Malaysia will see its medical device market grow from just over US $1 billion to $3.8 billion by 2020, according to a new report. Malaysia’s Ministry of Health (MOH) says that better access to healthcare and an aging population, along with new medical device regulations, will fuel the growth.
This is good news for foreign medical device companies, who supply most of the high-risk devices that cater to an older and richer population. Most devices manufactured in Malaysia are low-risk, including catheters and examination and surgical gloves.
But that may be changing. To increase Malaysia’s share of its medical device market, the government has targeted certain high-risk devices for increased local production, including cardiovascular devices and orthopedic devices.

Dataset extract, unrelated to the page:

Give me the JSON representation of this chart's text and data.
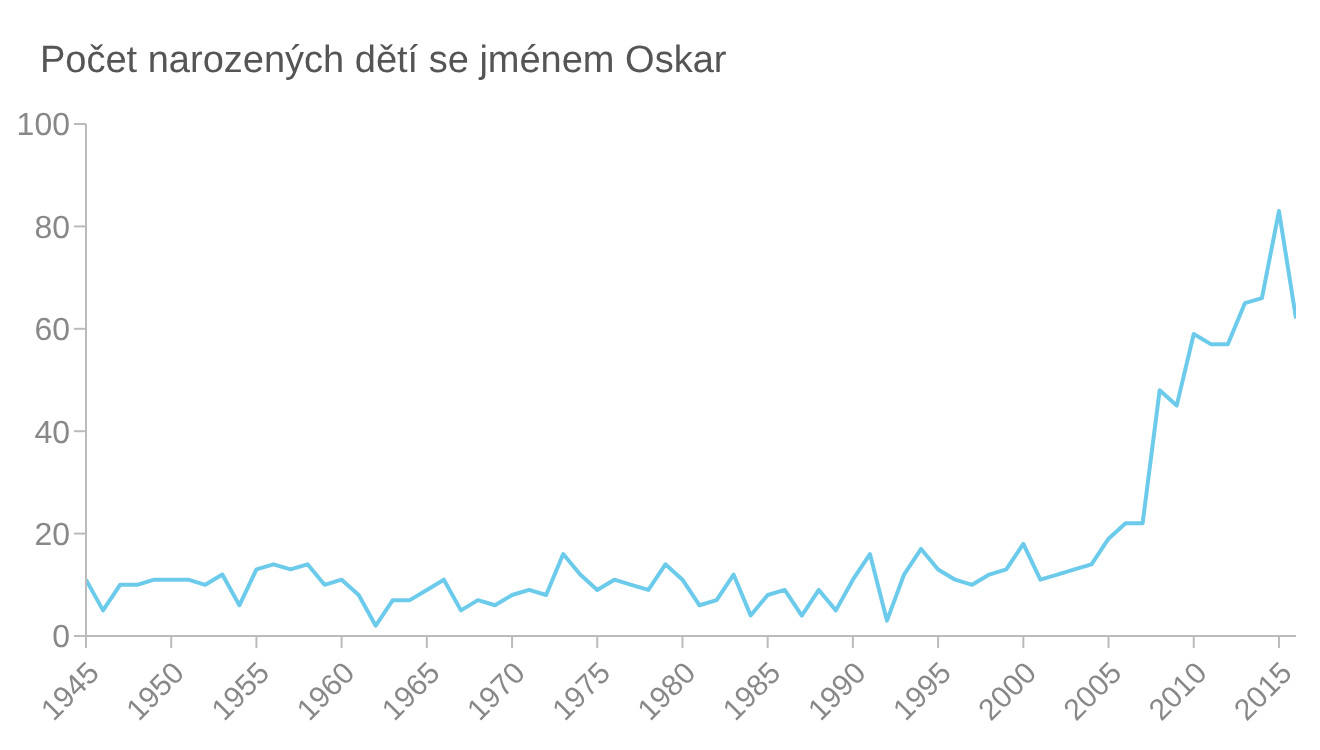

All devices — whether imported or locally produced — will have to be registered with the MOH by July, 2013. In the past, manufacturers were not required to register any medical devices sold in Malaysia. Under the Medical Device Act 2012, devices must be registered into Classes A through D based on levels of risk and intended use. Manufacturers, distributors, importers and conformity assessment bodies will also have to obtain establishment licenses from MOH.
Malaysia’s medical device evaluation process is quite similar to Singapore’s. It has abridged routes for devices already approved by regulatory bodies in Japan, Australia, Canada, the US and the EU. Further, much of the paperwork required for registration falls under the ASEAN Common Submission Dossier Template (CSDT).
Medical device manufacturers have a transition period of two years to register all devices in Malaysia. Distributors, importers, and local manufacturers have a transition period of one year to obtain establishment licenses. Those who fail to register their products by November 2014 face a maximum fine of $63,000 and three years’ imprisonment.